Il ragionier Bianchi, un rappresentante farmaceutico di Varese, è costretto a girare l’Italia per lavoro dal lunedì al sabato, per rientrare a casa soltanto la domenica. Una domenica la sua bimba gli fa promettere che ogni sera della settimana, per farla addormentare, le avrebbe raccontato una favola al telefono. Lui promette. E ogni sera chiama. Per questo motivo queste storie si chiamano favole al telefono. Il motivo per cui queste storie sono un po’ corte, essenziali direi, è che questo povero papà pendolare degli anni ’60 pagava di tasca sua! E in pochi minuti doveva confezionare una nuova storia per la sua bimba al di là del cavo. Da qui, ecco sfilare una serie di personaggi indimenticabili, buffi, semplici, anticonformisti, teneri tra vicende surreali e divertenti che spesso lasciano davvero a bocca aperta.

Le storie toccavano il cuore, tanto che le centraliniste interrompevano il loro lavoro per ascoltarle.

Favole al telefono è quel genere di libro che ognuno di noi dovrebbe leggere, rileggere e leggere ai propri bambini. Perché le sue storie, seppur brevi, semplici e piccole riescono a colpire ancora oggi è a toccare emozioni con una irresistibile dose di fantasia mescolata all’ironia.

Ah, denticavo, l autore del libro è Gianni Rodari, del quale uno dei principali pregi era quello di saper parlare e raccontare cose magnifiche o complicate con una semplicità quasi devastante. Penso a “Il Palazzo da rompere” in particolare, o ad “Alice Cascherina” o ancora al “Paese senza punta”. Tutti racconti di una semplicità assoluta, ma in grado di lasciare davvero incantati i bambini e di far riflettere.

Un esempio:

Ne “La guerra delle campane” è descritto un conflitto lungo e sanguinoso, dove a un certo punto viene a mancare la materia prima per fabbricare i cannoni e le munizioni; i generali delle due armate contendenti decidono di fondere il bronzo di tutte le campane e costruire un solo, grandissimo cannone. Al gran momento, quando il comandante dà l’ordine e un artigliere preme il pulsante per sparare, i cannoni tuonano un gigantesco scampanio! E l’eco dei Din Don Dan si diffonde per tutta la terra, con grande rabbia dei generali e infinita felicità dei soldati dei due eserciti, che saltano le trincee, si corrono incontro e si mettono a ballare, felici perchè la guerra è finita ed è “scoppiata” la pace.

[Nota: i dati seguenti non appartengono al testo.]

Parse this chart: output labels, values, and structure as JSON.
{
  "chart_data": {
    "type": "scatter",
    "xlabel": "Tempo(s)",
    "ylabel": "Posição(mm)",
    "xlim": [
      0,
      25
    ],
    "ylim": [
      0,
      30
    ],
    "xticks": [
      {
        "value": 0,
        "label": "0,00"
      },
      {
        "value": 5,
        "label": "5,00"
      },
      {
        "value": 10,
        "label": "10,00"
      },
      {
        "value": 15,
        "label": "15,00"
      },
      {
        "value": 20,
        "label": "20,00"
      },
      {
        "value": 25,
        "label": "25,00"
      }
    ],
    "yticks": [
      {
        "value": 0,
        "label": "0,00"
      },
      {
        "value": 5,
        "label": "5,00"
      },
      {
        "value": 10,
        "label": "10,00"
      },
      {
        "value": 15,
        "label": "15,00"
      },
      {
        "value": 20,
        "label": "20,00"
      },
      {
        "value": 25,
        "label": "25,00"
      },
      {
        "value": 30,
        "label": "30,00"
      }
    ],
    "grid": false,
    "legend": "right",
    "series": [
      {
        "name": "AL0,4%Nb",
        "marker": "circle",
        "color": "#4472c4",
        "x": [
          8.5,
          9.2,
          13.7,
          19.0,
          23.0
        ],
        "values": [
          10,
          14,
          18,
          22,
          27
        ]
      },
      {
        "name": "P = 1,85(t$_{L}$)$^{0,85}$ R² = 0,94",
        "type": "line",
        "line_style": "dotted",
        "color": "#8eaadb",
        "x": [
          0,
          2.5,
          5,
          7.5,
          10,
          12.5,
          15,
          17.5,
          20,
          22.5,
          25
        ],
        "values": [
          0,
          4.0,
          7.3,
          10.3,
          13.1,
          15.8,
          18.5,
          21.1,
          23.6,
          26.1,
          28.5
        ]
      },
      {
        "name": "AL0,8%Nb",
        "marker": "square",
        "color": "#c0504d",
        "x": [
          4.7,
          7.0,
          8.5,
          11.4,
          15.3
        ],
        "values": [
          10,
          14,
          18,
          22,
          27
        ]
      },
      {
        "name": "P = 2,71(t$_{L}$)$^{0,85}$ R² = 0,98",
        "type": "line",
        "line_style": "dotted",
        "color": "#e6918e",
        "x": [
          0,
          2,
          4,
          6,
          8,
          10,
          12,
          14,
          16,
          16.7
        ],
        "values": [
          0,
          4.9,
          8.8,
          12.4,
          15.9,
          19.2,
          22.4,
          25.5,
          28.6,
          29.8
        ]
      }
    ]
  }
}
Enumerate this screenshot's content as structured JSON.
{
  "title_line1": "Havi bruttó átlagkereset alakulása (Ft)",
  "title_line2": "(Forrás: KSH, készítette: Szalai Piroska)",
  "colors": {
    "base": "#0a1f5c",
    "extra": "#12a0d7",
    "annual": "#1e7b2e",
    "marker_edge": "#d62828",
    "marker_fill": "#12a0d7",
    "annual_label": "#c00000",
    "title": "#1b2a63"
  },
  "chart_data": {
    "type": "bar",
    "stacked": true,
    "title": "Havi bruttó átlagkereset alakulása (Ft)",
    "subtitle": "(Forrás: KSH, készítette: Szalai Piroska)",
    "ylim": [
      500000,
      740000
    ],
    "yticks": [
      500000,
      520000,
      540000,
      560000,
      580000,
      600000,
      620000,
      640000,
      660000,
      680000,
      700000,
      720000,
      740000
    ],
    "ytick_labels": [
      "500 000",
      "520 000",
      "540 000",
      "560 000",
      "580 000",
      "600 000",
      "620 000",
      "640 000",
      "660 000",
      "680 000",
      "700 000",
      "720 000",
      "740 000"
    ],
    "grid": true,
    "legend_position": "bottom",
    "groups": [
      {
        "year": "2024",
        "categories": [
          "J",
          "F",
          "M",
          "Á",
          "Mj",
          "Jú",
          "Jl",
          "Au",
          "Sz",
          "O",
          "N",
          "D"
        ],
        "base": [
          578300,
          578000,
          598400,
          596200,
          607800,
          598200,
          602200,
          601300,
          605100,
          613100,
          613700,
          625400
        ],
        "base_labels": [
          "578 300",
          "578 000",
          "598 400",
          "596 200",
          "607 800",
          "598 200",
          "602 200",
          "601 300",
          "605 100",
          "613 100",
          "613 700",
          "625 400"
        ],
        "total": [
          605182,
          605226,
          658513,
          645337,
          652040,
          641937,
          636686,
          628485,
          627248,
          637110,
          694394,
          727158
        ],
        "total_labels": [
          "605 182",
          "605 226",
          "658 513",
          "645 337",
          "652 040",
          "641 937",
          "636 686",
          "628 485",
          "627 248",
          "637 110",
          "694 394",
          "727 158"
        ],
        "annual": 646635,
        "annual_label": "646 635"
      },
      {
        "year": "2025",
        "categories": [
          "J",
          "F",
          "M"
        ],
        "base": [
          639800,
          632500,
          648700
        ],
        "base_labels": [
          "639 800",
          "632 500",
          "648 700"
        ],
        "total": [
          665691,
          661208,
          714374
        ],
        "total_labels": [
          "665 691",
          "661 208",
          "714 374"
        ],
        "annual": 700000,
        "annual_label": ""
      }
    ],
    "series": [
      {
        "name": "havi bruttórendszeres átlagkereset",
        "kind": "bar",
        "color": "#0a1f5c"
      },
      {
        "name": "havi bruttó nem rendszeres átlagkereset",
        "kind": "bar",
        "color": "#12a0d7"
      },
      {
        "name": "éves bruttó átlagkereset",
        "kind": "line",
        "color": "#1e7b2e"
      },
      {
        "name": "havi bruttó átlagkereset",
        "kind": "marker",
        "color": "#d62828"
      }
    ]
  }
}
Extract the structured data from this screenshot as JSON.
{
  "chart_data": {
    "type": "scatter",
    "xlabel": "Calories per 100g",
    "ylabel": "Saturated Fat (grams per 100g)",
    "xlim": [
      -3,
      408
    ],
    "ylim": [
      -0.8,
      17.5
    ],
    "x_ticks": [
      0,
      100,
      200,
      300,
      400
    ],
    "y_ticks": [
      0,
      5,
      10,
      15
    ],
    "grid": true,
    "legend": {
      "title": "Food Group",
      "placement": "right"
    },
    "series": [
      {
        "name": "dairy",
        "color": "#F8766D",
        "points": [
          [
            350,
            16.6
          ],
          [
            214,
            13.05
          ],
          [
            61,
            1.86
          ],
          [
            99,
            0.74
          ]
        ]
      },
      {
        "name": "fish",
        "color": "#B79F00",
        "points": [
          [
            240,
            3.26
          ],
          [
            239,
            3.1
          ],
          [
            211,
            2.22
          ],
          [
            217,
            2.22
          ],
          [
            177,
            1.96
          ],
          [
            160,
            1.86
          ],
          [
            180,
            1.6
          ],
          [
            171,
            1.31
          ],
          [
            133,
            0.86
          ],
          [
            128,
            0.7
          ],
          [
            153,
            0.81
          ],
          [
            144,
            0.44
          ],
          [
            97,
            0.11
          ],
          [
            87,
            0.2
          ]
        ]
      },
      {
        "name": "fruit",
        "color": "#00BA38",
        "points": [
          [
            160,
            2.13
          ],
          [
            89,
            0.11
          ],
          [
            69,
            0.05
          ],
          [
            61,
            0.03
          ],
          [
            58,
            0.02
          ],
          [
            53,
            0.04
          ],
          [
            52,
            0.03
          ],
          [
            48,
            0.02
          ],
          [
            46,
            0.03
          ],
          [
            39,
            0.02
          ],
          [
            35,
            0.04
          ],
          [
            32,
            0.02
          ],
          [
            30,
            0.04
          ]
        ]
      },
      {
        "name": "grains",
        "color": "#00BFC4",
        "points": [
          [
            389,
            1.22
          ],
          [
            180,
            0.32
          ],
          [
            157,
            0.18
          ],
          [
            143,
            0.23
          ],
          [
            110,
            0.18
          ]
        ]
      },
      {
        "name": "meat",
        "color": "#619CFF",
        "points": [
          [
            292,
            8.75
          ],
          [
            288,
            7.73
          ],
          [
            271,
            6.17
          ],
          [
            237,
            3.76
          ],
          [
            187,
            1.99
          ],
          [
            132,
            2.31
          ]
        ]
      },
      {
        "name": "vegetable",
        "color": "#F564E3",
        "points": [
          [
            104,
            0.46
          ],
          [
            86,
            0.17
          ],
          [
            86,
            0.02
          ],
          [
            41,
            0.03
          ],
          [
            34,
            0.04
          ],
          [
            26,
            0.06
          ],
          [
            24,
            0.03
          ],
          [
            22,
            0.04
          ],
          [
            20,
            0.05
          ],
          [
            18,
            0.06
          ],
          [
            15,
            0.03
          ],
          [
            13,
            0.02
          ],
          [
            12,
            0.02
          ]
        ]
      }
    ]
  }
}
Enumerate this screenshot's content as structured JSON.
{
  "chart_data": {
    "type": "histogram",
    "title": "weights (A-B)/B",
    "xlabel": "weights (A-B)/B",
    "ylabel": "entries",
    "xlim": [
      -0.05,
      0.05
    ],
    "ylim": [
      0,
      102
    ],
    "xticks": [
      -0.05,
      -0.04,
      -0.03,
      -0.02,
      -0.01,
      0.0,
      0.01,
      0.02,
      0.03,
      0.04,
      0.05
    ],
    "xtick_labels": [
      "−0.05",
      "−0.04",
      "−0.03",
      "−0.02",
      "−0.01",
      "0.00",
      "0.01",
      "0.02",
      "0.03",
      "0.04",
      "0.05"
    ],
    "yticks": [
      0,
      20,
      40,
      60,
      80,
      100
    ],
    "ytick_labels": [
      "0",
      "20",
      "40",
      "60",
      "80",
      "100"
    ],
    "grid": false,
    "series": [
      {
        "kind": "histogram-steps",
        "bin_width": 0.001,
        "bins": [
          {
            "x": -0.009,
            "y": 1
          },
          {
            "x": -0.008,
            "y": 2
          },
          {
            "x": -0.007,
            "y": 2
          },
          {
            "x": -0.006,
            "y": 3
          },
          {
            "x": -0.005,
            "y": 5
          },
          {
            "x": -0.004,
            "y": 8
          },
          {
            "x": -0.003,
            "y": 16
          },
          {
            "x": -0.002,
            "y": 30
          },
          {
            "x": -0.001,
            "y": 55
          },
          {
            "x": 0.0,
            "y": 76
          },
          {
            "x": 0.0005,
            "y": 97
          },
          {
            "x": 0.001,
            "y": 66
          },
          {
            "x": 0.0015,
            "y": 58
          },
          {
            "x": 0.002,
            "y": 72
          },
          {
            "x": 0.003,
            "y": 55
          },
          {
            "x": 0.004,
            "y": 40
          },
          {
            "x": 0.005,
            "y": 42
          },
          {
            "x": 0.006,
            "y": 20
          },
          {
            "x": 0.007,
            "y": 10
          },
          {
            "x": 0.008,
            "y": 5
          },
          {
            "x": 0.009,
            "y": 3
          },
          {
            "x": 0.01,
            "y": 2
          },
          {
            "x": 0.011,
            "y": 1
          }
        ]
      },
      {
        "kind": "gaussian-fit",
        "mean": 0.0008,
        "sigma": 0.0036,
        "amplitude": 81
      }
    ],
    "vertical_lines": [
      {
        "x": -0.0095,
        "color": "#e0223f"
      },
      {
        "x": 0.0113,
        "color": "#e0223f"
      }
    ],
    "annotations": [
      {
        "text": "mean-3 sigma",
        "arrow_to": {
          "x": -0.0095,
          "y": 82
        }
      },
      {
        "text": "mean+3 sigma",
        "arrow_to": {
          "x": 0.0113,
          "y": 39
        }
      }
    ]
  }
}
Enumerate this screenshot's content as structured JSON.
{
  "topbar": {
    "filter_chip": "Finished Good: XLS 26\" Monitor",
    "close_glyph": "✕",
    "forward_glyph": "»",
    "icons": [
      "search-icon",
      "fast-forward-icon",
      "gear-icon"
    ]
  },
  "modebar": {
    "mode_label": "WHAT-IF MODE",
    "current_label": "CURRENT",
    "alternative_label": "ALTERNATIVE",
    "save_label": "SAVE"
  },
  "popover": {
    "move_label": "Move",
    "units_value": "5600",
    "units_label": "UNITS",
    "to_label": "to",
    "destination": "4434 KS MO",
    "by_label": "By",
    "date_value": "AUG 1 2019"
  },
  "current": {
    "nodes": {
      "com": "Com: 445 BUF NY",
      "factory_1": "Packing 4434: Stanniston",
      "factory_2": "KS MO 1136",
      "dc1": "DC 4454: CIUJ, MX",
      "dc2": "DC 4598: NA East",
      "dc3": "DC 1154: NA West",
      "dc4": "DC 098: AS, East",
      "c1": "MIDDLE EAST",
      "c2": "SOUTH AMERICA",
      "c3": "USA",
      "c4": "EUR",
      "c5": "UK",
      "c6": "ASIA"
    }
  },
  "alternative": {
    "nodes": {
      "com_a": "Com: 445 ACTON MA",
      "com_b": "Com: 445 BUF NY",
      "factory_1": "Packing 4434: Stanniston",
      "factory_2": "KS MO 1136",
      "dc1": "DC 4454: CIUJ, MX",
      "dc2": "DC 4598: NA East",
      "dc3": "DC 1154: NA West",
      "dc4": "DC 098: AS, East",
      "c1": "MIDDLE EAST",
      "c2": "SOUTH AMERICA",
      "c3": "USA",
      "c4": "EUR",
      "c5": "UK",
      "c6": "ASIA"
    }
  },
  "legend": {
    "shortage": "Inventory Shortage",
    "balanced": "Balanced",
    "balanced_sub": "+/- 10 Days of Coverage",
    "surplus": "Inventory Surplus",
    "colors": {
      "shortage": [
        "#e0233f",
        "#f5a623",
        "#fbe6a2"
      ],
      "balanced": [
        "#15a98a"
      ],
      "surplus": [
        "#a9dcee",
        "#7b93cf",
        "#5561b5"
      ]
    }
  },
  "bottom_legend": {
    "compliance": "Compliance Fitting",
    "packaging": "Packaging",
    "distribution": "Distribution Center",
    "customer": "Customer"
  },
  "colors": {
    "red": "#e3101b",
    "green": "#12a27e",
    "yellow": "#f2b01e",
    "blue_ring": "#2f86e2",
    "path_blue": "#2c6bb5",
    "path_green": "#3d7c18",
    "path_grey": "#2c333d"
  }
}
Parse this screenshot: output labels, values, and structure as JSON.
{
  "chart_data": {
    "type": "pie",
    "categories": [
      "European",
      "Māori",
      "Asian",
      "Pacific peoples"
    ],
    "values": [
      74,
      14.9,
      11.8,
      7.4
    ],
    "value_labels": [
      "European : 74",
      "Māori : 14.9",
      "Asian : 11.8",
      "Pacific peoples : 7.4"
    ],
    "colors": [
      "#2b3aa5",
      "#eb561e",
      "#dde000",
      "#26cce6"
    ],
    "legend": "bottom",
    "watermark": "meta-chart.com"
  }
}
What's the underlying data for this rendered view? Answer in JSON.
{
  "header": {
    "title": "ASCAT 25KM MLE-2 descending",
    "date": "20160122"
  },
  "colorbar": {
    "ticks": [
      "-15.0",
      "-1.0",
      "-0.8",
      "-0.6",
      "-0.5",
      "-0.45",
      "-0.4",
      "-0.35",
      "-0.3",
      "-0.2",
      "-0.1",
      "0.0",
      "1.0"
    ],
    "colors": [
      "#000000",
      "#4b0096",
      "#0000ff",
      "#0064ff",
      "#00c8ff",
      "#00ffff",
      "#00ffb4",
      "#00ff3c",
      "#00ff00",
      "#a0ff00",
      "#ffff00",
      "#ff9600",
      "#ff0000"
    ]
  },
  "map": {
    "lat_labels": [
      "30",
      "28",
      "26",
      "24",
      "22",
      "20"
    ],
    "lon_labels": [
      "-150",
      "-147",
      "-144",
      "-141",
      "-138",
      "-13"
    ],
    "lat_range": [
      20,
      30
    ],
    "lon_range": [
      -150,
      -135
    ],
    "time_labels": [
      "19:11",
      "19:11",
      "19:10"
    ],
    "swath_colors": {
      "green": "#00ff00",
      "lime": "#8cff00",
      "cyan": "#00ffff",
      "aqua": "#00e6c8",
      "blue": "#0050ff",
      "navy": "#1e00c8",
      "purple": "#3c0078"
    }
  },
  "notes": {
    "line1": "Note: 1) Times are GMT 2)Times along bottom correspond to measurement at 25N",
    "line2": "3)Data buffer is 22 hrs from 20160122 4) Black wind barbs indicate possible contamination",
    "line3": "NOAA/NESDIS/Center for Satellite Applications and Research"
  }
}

Credo che questa favola sia esemplificativa dello stile di Rodari, impegnato, sognatore anche, ma mai banale. Altre storie sono più leggere, commoventi o fantastiche, ma quel pizzico di suspense non manca mai.

Io, che ero una bambina piuttosto romantica e sognatrice, adoravo “La famosa pioggia di Piombino” e ancora oggi che sono una donna fatta e finita sogno che possano piovere confetti dal cielo… Già mi ci vedo a correre qua e là e riempirmicine le tasche e poi addormentarmi satolla sotto un albero con la bolla al naso.

Siccome ad ogni post della categoria “Leggiamo i classici ai nostri bambini” abbino uno stralcio o il testo integrale del classico, riporto qui la trama di questa deliziosa Favola al telefono, che io amo per il suo inaspettato finale.

La strada che non andava in nessun posto”.  Attenzione al finale!

 

La strada che non andava in nessun posto”.

Fuori da un paese partono tre strade: quella verso il mare, quella verso la città e quella che è conosciuta per la caratteristica di non portare in nessun posto. Martino, successivamente chiamato Martino Testadura per la sua testardaggine, in barba a tutte le raccomandazioni, un giorno decide di percorrere fino in fondo la strada che non porta in nessun posto. Cammina e cammina, dopo moltissima strada incontra un cane, segno di civiltà umana, poi un cancello, e infine un castello pieno di comignoli fumanti. Qui una meravigliosa signora si congratula con lui per non aver creduto alla frottola della strada che non portava in nessun posto, e gli consegna immensi tesori da riportare insieme al cane al suo paese.
La sera stessa, dopo aver saputo la notizia, in tanti si avventurano lungo la strada, ma giunti alla fine trovano solo un mare di spine, perché

« …certi tesori esistono soltanto per chi batte per primo una strada nuova »

 

S p e t t a c o l o . . .

Mica male, eh? Insomma, Gianni Rodari anche è un gran figo, anche se io che sono una inguaribile esterofila, lo ammetto, preferisco Oscar Wilde e Baum…

In ogni caso, Rodari è un autore che non dovrebbe mancare nella biblioteca di nessuno, bambino o adulto che sia.